Comissão da Câmara vota nesta quarta parecer sobre fim da escala 6×1 e redução de jornada

Câmara dos Deputados vota PEC que reduz jornada para 40 horas semanais e acaba com escala 6×1. Saiba os detalhes e prazos da proposta.

A comissão especial da Câmara dos Deputados analisará nesta quarta-feira (27) o parecer sobre uma Proposta de Emenda à Constituição (PEC) que visa reduzir a jornada de trabalho semanal para 40 horas e acabar com a escala 6×1. O texto, de autoria do relator Leo Prates (Republicanos-BA), propõe ainda a garantia de duas folgas semanais, com uma delas obrigatoriamente aos domingos.

Redução da jornada em duas etapas

A implementação da redução da jornada de trabalho está prevista para ocorrer em duas fases. As primeiras duas horas de corte serão efetuadas em até dois meses após a promulgação da PEC. As quatro horas restantes serão gradualmente reduzidas nos 12 meses subsequentes à primeira etapa, totalizando um período de transição de até 14 meses.

O fim da escala 6×1, que garante pelo menos duas folgas por semana, entrará em vigor 60 dias após a promulgação da proposta. O texto também estipula que acordos e convenções coletivas que contrariem as novas jornadas perderão a validade automaticamente após 60 dias da promulgação, com o objetivo de estimular novas negociações entre empresas e sindicatos.

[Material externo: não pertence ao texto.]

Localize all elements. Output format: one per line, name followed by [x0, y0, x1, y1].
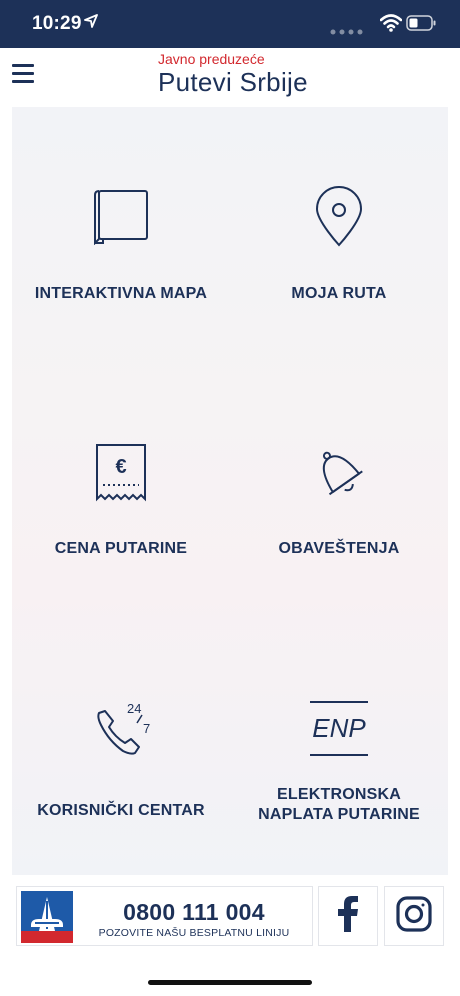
tile-label: KORISNIČKI CENTAR — [37, 802, 205, 819]
home-indicator[interactable] — [148, 980, 312, 985]
app-header: Javno preduzeće Putevi Srbije — [0, 48, 460, 106]
tile-label: OBAVEŠTENJA — [278, 540, 400, 557]
menu-icon[interactable] — [12, 64, 34, 86]
tile-label: INTERAKTIVNA MAPA — [34, 285, 208, 302]
enp-icon-text: ENP — [312, 713, 366, 743]
tile-elektronska-naplata[interactable]: ENP ELEKTRONSKA NAPLATA PUTARINE — [230, 619, 448, 875]
menu-grid: INTERAKTIVNA MAPA MOJA RUTA € CENA PUTAR… — [12, 107, 448, 875]
phone-24-7-icon: 24 7 — [12, 697, 230, 761]
header-title: Putevi Srbije — [158, 67, 308, 97]
tile-label-line2: NAPLATA PUTARINE — [258, 806, 420, 823]
tile-cena-putarine[interactable]: € CENA PUTARINE — [12, 363, 230, 619]
location-pin-icon — [230, 185, 448, 247]
wifi-icon — [379, 14, 403, 37]
status-time: 10:29 — [32, 13, 82, 34]
tile-label-line1: ELEKTRONSKA — [277, 786, 401, 803]
enp-icon: ENP — [230, 699, 448, 759]
footer-bar: 0800 111 004 POZOVITE NAŠU BESPLATNU LIN… — [0, 880, 460, 950]
bell-icon — [230, 443, 448, 503]
tile-label: MOJA RUTA — [291, 285, 387, 302]
hotline-caption: POZOVITE NAŠU BESPLATNU LINIJU — [98, 927, 290, 939]
tile-korisnicki-centar[interactable]: 24 7 KORISNIČKI CENTAR — [12, 619, 230, 875]
location-arrow-icon — [84, 14, 98, 33]
status-bar: 10:29 — [0, 0, 460, 48]
map-icon — [12, 185, 230, 245]
tile-interaktivna-mapa[interactable]: INTERAKTIVNA MAPA — [12, 107, 230, 363]
hotline-button[interactable]: 0800 111 004 POZOVITE NAŠU BESPLATNU LIN… — [16, 886, 313, 946]
phone-icon-top-text: 24 — [127, 701, 141, 716]
phone-icon-bottom-text: 7 — [143, 721, 150, 736]
header-subtitle: Javno preduzeće — [158, 51, 265, 67]
svg-text:€: € — [115, 456, 126, 478]
instagram-icon — [396, 895, 432, 937]
hotline-number: 0800 111 004 — [123, 899, 265, 925]
battery-icon — [406, 15, 436, 36]
instagram-button[interactable] — [384, 886, 444, 946]
putevi-srbije-logo-icon — [21, 891, 73, 943]
tile-obavestenja[interactable]: OBAVEŠTENJA — [230, 363, 448, 619]
tile-label: ELEKTRONSKA NAPLATA PUTARINE — [230, 785, 448, 825]
facebook-icon — [336, 895, 360, 937]
facebook-button[interactable] — [318, 886, 378, 946]
receipt-euro-icon: € — [12, 443, 230, 503]
signal-icon — [330, 22, 366, 40]
tile-moja-ruta[interactable]: MOJA RUTA — [230, 107, 448, 363]
tile-label: CENA PUTARINE — [54, 540, 188, 557]
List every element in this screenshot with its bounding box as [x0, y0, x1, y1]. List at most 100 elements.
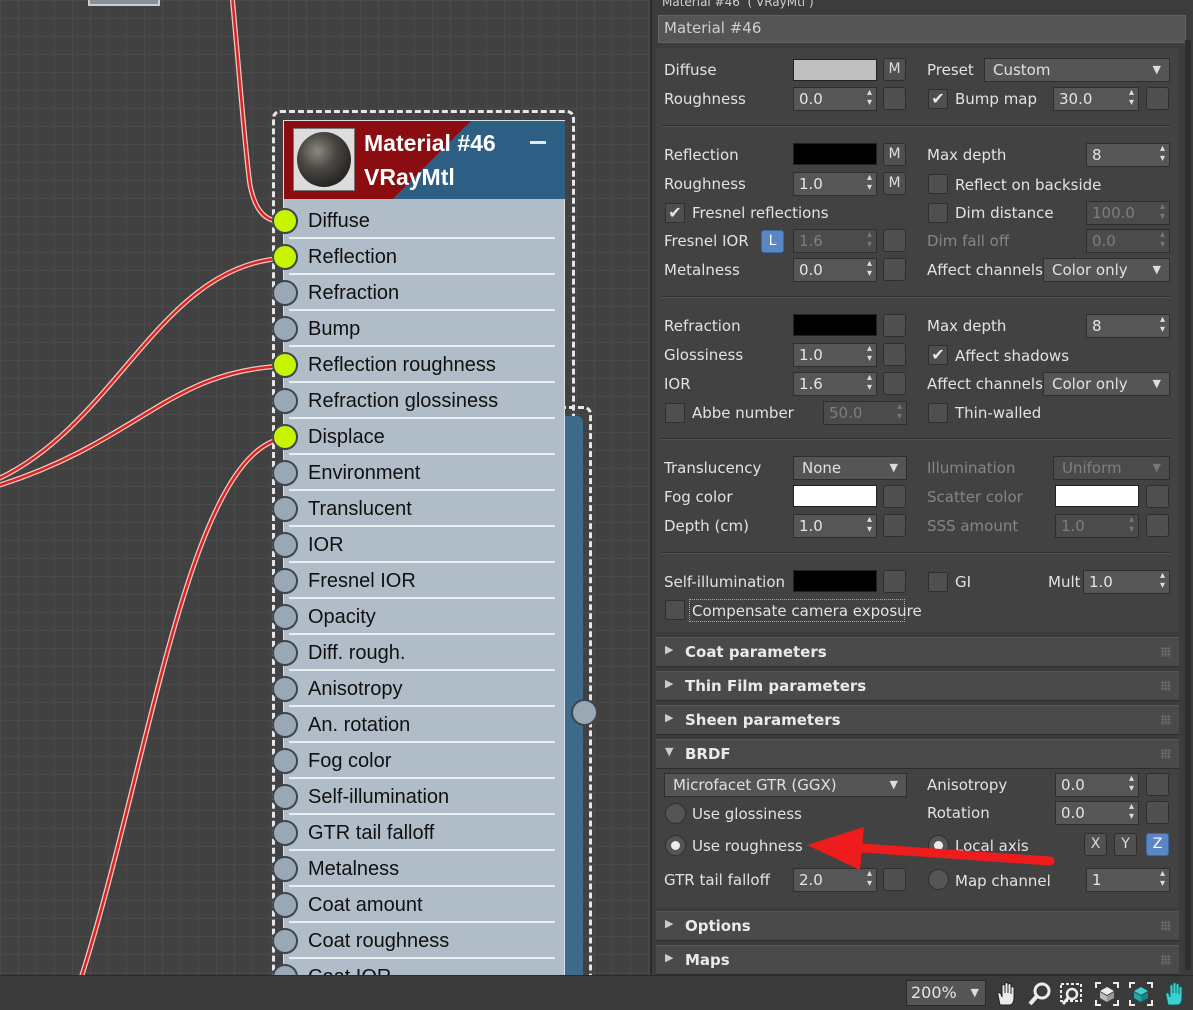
node-editor-canvas[interactable]: Material #46 VRayMtl Diffuse Reflection Re…	[0, 0, 650, 975]
node-slot[interactable]: Opacity	[271, 599, 561, 635]
ior-spinner[interactable]: 1.6	[793, 372, 877, 396]
input-socket[interactable]	[272, 892, 298, 918]
input-socket[interactable]	[272, 496, 298, 522]
depth-map-button[interactable]	[883, 514, 906, 537]
rollout-options[interactable]: ▶ Options	[656, 911, 1179, 941]
reflection-swatch[interactable]	[793, 143, 877, 165]
sss-amount-spinner[interactable]: 1.0	[1055, 514, 1139, 538]
rotation-spinner[interactable]: 0.0	[1055, 801, 1139, 825]
node-slot[interactable]: Anisotropy	[271, 671, 561, 707]
input-socket[interactable]	[272, 640, 298, 666]
input-socket[interactable]	[272, 856, 298, 882]
rotation-map-button[interactable]	[1146, 801, 1169, 824]
translucency-dropdown[interactable]: None	[793, 456, 907, 480]
thin-walled-checkbox[interactable]	[928, 403, 948, 423]
sss-amount-map-button[interactable]	[1146, 514, 1169, 537]
node-slot[interactable]: Coat IOR	[271, 959, 561, 975]
input-socket[interactable]	[272, 280, 298, 306]
node-slot[interactable]: Translucent	[271, 491, 561, 527]
dim-distance-spinner[interactable]: 100.0	[1086, 201, 1170, 225]
metalness-spinner[interactable]: 0.0	[793, 258, 877, 282]
preset-dropdown[interactable]: Custom	[984, 58, 1170, 82]
node-slot[interactable]: IOR	[271, 527, 561, 563]
bump-map-checkbox[interactable]: ✔	[928, 89, 948, 109]
illumination-dropdown[interactable]: Uniform	[1053, 456, 1170, 480]
zoom-extents-icon[interactable]	[1093, 980, 1121, 1008]
node-slot[interactable]: Reflection	[271, 239, 561, 275]
self-illumination-map-button[interactable]	[883, 570, 906, 593]
input-socket[interactable]	[272, 460, 298, 486]
zoom-region-icon[interactable]	[1058, 980, 1086, 1008]
node-slot[interactable]: Refraction glossiness	[271, 383, 561, 419]
input-socket[interactable]	[272, 388, 298, 414]
refl-roughness-map-button[interactable]: M	[883, 172, 906, 195]
reflect-backside-checkbox[interactable]	[928, 174, 948, 194]
node-slot[interactable]: GTR tail falloff	[271, 815, 561, 851]
node-slot[interactable]: Refraction	[271, 275, 561, 311]
bump-map-button[interactable]	[1146, 87, 1169, 110]
affect-shadows-checkbox[interactable]: ✔	[928, 345, 948, 365]
self-illumination-swatch[interactable]	[793, 570, 877, 592]
input-socket[interactable]	[272, 532, 298, 558]
metalness-map-button[interactable]	[883, 258, 906, 281]
axis-z-button[interactable]: Z	[1146, 833, 1169, 856]
compensate-exposure-checkbox[interactable]	[665, 600, 685, 620]
scatter-color-swatch[interactable]	[1055, 485, 1139, 507]
fresnel-ior-map-button[interactable]	[883, 229, 906, 252]
abbe-number-spinner[interactable]: 50.0	[823, 401, 907, 425]
ior-map-button[interactable]	[883, 372, 906, 395]
reflection-map-button[interactable]: M	[883, 143, 906, 166]
depth-spinner[interactable]: 1.0	[793, 514, 877, 538]
node-slot[interactable]: An. rotation	[271, 707, 561, 743]
mult-spinner[interactable]: 1.0	[1083, 570, 1170, 594]
use-glossiness-radio[interactable]	[665, 803, 686, 824]
roughness-spinner[interactable]: 0.0	[793, 87, 877, 111]
node-slot[interactable]: Metalness	[271, 851, 561, 887]
bump-map-spinner[interactable]: 30.0	[1053, 87, 1139, 111]
anisotropy-map-button[interactable]	[1146, 773, 1169, 796]
abbe-number-checkbox[interactable]	[665, 403, 685, 423]
refl-max-depth-spinner[interactable]: 8	[1086, 143, 1170, 167]
input-socket[interactable]	[272, 928, 298, 954]
input-socket[interactable]	[272, 712, 298, 738]
rollout-brdf[interactable]: ▼ BRDF	[656, 739, 1179, 769]
panel-scrollbar[interactable]	[1185, 40, 1191, 970]
input-socket[interactable]	[272, 352, 298, 378]
collapse-icon[interactable]	[530, 141, 546, 144]
input-socket[interactable]	[272, 748, 298, 774]
material-name-field[interactable]: Material #46	[658, 15, 1186, 43]
glossiness-spinner[interactable]: 1.0	[793, 343, 877, 367]
fresnel-reflections-checkbox[interactable]: ✔	[665, 203, 685, 223]
use-roughness-radio[interactable]	[665, 835, 686, 856]
input-socket[interactable]	[272, 676, 298, 702]
scatter-color-map-button[interactable]	[1146, 485, 1169, 508]
output-socket[interactable]	[571, 699, 598, 726]
rollout-thin-film-parameters[interactable]: ▶ Thin Film parameters	[656, 671, 1179, 701]
fog-color-swatch[interactable]	[793, 485, 877, 507]
refraction-swatch[interactable]	[793, 314, 877, 336]
roughness-map-button[interactable]	[883, 87, 906, 110]
node-slot[interactable]: Self-illumination	[271, 779, 561, 815]
rollout-maps[interactable]: ▶ Maps	[656, 945, 1179, 975]
gi-checkbox[interactable]	[928, 572, 948, 592]
dim-distance-checkbox[interactable]	[928, 203, 948, 223]
input-socket[interactable]	[272, 604, 298, 630]
zoom-magnifier-icon[interactable]	[1026, 980, 1054, 1008]
node-slot[interactable]: Diff. rough.	[271, 635, 561, 671]
node-slot[interactable]: Bump	[271, 311, 561, 347]
axis-y-button[interactable]: Y	[1114, 833, 1137, 856]
refl-roughness-spinner[interactable]: 1.0	[793, 172, 877, 196]
diffuse-map-button[interactable]: M	[883, 58, 906, 81]
fresnel-ior-spinner[interactable]: 1.6	[793, 229, 877, 253]
zoom-dropdown[interactable]: 200%	[906, 980, 986, 1006]
fresnel-ior-lock-button[interactable]: L	[761, 230, 784, 253]
pan-hand-icon[interactable]	[992, 980, 1020, 1008]
node-slot[interactable]: Diffuse	[271, 203, 561, 239]
rollout-sheen-parameters[interactable]: ▶ Sheen parameters	[656, 705, 1179, 735]
input-socket[interactable]	[272, 316, 298, 342]
node-slot[interactable]: Coat roughness	[271, 923, 561, 959]
diffuse-swatch[interactable]	[793, 59, 877, 81]
dim-falloff-spinner[interactable]: 0.0	[1086, 229, 1170, 253]
node-slot[interactable]: Coat amount	[271, 887, 561, 923]
input-socket[interactable]	[272, 568, 298, 594]
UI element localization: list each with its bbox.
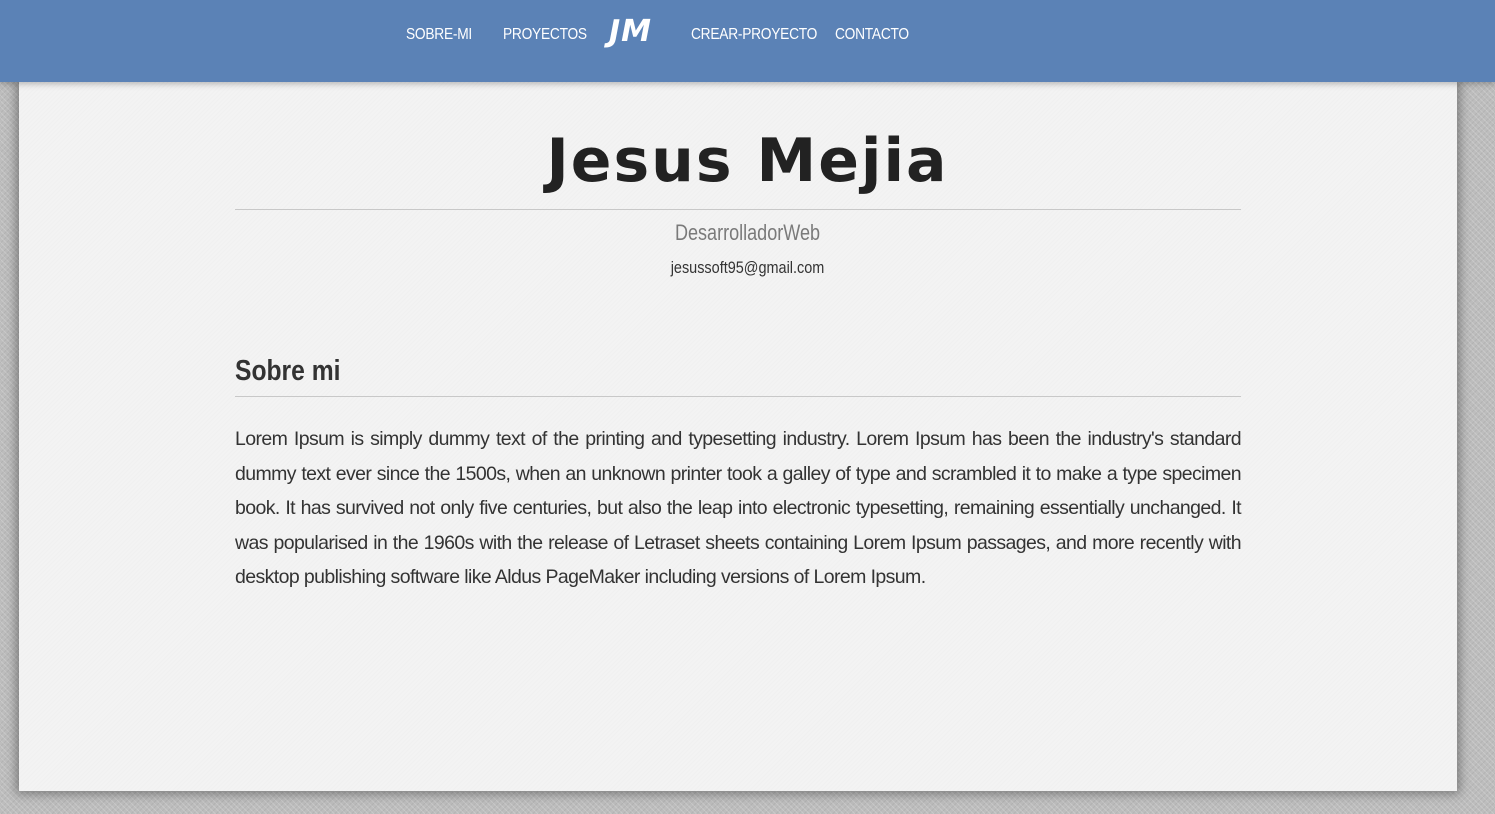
top-navigation-bar: SOBRE-MI PROYECTOS JM CREAR-PROYECTO CON… <box>0 0 1495 82</box>
nav-link-contacto[interactable]: CONTACTO <box>835 26 909 44</box>
nav-link-sobre-mi[interactable]: SOBRE-MI <box>406 26 472 44</box>
hero-role: DesarrolladorWeb <box>674 220 821 245</box>
section-title-sobre-mi: Sobre mi <box>235 355 341 387</box>
hero-name: Jesus Mejia <box>546 126 949 196</box>
section-divider <box>235 396 1241 397</box>
nav-link-crear-proyecto[interactable]: CREAR-PROYECTO <box>691 26 817 44</box>
logo-jm[interactable]: JM <box>609 14 652 49</box>
nav-link-proyectos[interactable]: PROYECTOS <box>503 26 587 44</box>
about-paragraph: Lorem Ipsum is simply dummy text of the … <box>235 428 1242 588</box>
hero-divider <box>235 209 1241 210</box>
hero-email: jesussoft95@gmail.com <box>670 258 825 277</box>
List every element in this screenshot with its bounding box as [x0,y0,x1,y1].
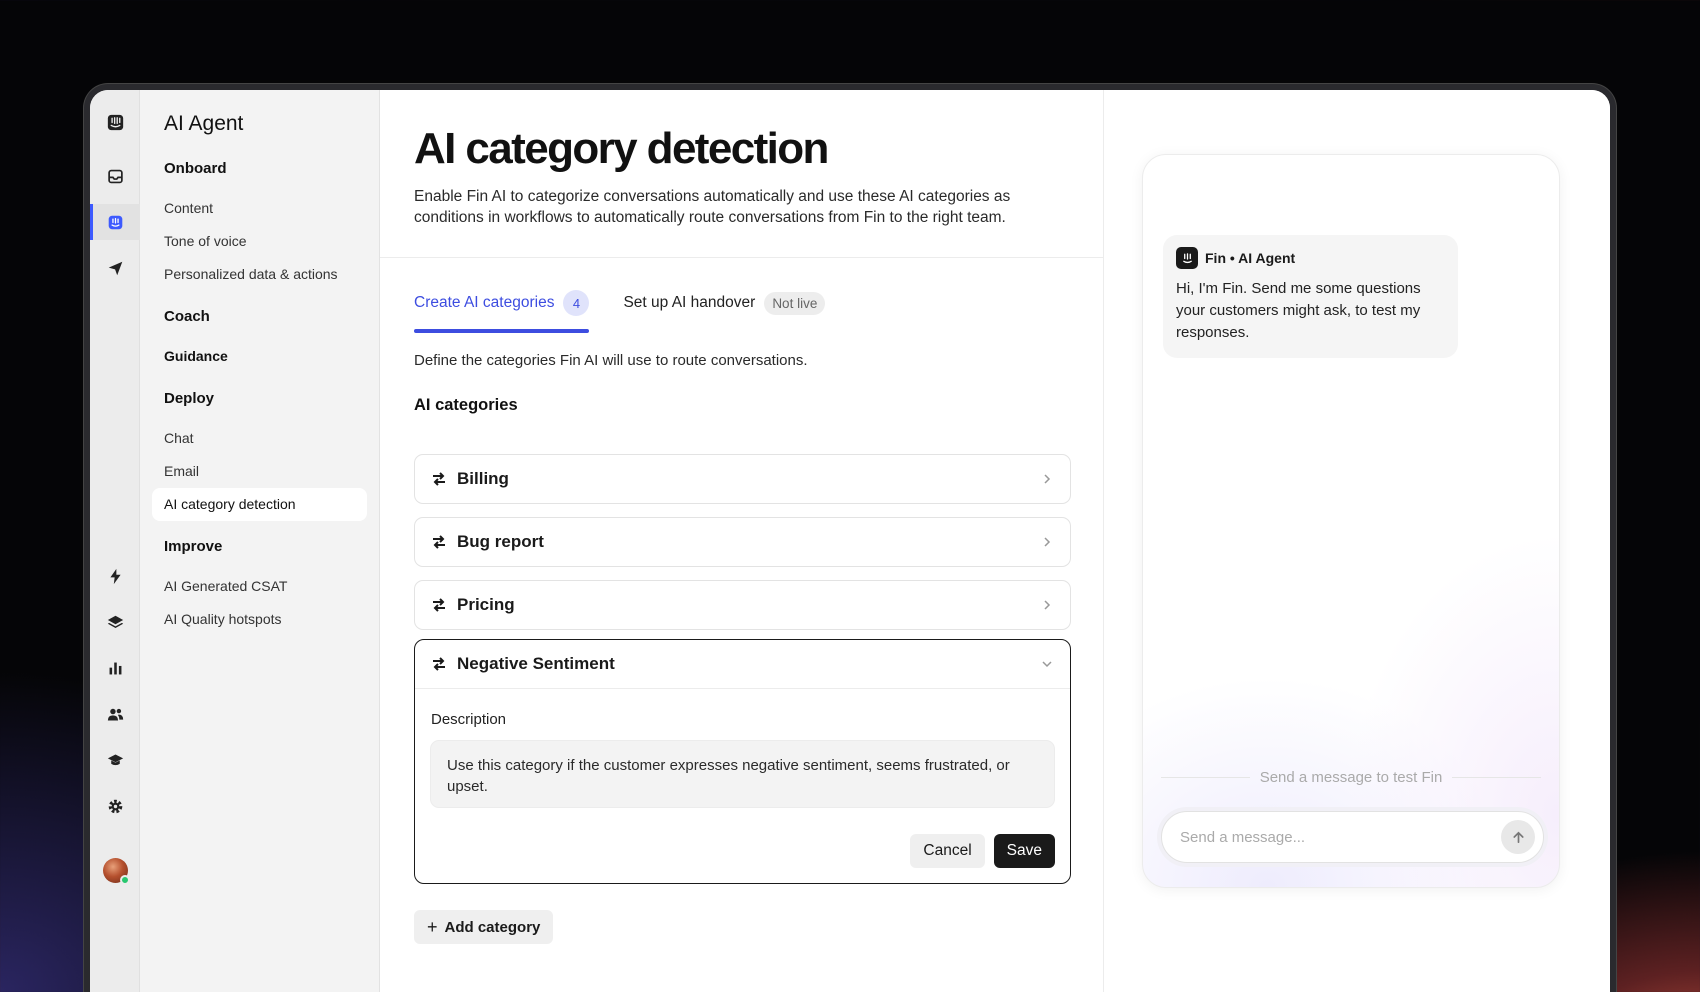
tab-label: Set up AI handover [623,294,756,311]
nav-item-ai-quality-hotspots[interactable]: AI Quality hotspots [152,603,367,636]
section-onboard: Onboard [164,160,227,177]
nav-item-tone-of-voice[interactable]: Tone of voice [152,225,367,258]
chevron-right-icon [1044,474,1051,484]
academy-icon[interactable] [90,742,140,778]
swap-arrows-icon [431,471,447,487]
nav-item-email[interactable]: Email [152,455,367,488]
chevron-right-icon [1044,537,1051,547]
category-row-pricing[interactable]: Pricing [414,580,1071,630]
section-improve: Improve [164,538,223,555]
layers-icon[interactable] [90,604,140,640]
swap-arrows-icon [431,534,447,550]
nav-item-ai-generated-csat[interactable]: AI Generated CSAT [152,570,367,603]
add-category-label: Add category [444,918,541,936]
intercom-logo-icon[interactable] [90,104,140,140]
swap-arrows-icon [431,597,447,613]
chevron-right-icon [1044,600,1051,610]
fin-logo-icon [1176,247,1198,269]
message-composer [1161,811,1544,863]
nav-item-ai-category-detection[interactable]: AI category detection [152,488,367,521]
inbox-icon[interactable] [90,158,140,194]
chevron-down-icon[interactable] [1040,657,1054,671]
save-button[interactable]: Save [993,834,1055,868]
settings-gear-icon[interactable] [90,788,140,824]
main-content: AI category detection Enable Fin AI to c… [380,90,1104,992]
description-textarea[interactable]: Use this category if the customer expres… [430,740,1055,808]
tab-bar: Create AI categories 4 Set up AI handove… [414,288,826,333]
app-window: AI Agent Onboard Content Tone of voice P… [90,90,1610,992]
category-row-bug-report[interactable]: Bug report [414,517,1071,567]
reports-icon[interactable] [90,650,140,686]
ai-agent-subnav: AI Agent Onboard Content Tone of voice P… [140,90,380,992]
online-status-dot [120,875,130,885]
category-panel-negative-sentiment: Negative Sentiment Description Use this … [414,639,1071,884]
nav-item-content[interactable]: Content [152,192,367,225]
sender-name: Fin • AI Agent [1205,250,1296,266]
nav-item-chat[interactable]: Chat [152,422,367,455]
messenger-preview: Fin • AI Agent Hi, I'm Fin. Send me some… [1142,154,1560,888]
category-row-billing[interactable]: Billing [414,454,1071,504]
arrow-up-icon [1512,831,1524,843]
intro-text: Define the categories Fin AI will use to… [414,352,808,369]
fin-message-bubble: Fin • AI Agent Hi, I'm Fin. Send me some… [1163,235,1458,358]
category-name: Negative Sentiment [457,654,615,673]
ai-agent-icon[interactable] [90,204,140,240]
icon-rail [90,90,140,992]
category-name: Billing [457,469,509,488]
description-label: Description [431,711,507,728]
message-text: Hi, I'm Fin. Send me some questions your… [1176,280,1421,341]
category-name: Bug report [457,532,544,551]
contacts-icon[interactable] [90,696,140,732]
category-name: Pricing [457,595,515,614]
header-divider [380,257,1103,258]
preview-pane: Fin • AI Agent Hi, I'm Fin. Send me some… [1104,90,1610,992]
categories-heading: AI categories [414,396,518,414]
not-live-badge: Not live [764,291,826,315]
page-description: Enable Fin AI to categorize conversation… [414,188,1011,226]
nav-item-personalized-data[interactable]: Personalized data & actions [152,258,367,291]
test-hint: Send a message to test Fin [1161,769,1541,786]
tab-label: Create AI categories [414,294,555,311]
plus-icon: + [427,916,438,937]
category-header[interactable]: Negative Sentiment [415,640,1070,689]
action-buttons: Cancel Save [910,834,1055,868]
add-category-button[interactable]: + Add category [414,910,554,944]
send-button[interactable] [1501,820,1535,854]
page-title: AI category detection [414,124,829,173]
send-outbound-icon[interactable] [90,250,140,286]
swap-arrows-icon [431,656,447,672]
user-avatar[interactable] [103,858,130,885]
category-count-badge: 4 [563,290,590,316]
lightning-icon[interactable] [90,558,140,594]
subnav-title: AI Agent [164,112,244,135]
tab-set-up-ai-handover[interactable]: Set up AI handover Not live [623,288,826,318]
cancel-button[interactable]: Cancel [910,834,985,868]
section-coach: Coach [164,308,210,325]
message-input[interactable] [1180,828,1501,846]
section-deploy: Deploy [164,390,215,407]
tab-create-ai-categories[interactable]: Create AI categories 4 [414,288,590,333]
test-hint-text: Send a message to test Fin [1259,769,1443,786]
nav-item-guidance[interactable]: Guidance [152,340,367,373]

Alterações constitucionais e exceções

A PEC modifica a Constituição Federal para estabelecer a duração do trabalho normal em no máximo oito horas diárias e quarenta horas semanais. Exceções a essa regra poderão ser definidas por meio de acordos ou convenções coletivas.

A votação na comissão especial já foi adiada anteriormente em virtude de um pedido de vista. Se aprovado, o parecer avançará para o plenário da Câmara, onde necessitará de, no mínimo, 308 votos favoráveis em dois turnos para ser ratificado.

Profissionais com diploma de nível superior que recebem a partir de duas vezes e meia o teto do INSS, o que equivale a aproximadamente R$ 21,1 mil, ficarão isentos das novas regras de jornada e controle de ponto. Essa exceção visa combater a pejotização e oferecer maior liberdade a profissionais de alta renda.

Uma lei complementar poderá ser criada para estabelecer medidas transitórias, com o intuito de amenizar os impactos sobre pequenas e médias empresas, permitindo que estas mantenham seus atuais níveis de trabalho.

Avanço político da proposta

A tramitação rápida da PEC conta com o apoio do presidente da Câmara, Arthur Lira (Progressistas-AL). A expectativa é de que o texto seja aprovado na comissão e, subsequentemente, no plenário.

No Senado, a tramitação da proposta ainda será definida, mas há uma percepção de receptividade por parte do presidente da Casa, Rodrigo Pacheco (PSD-MG).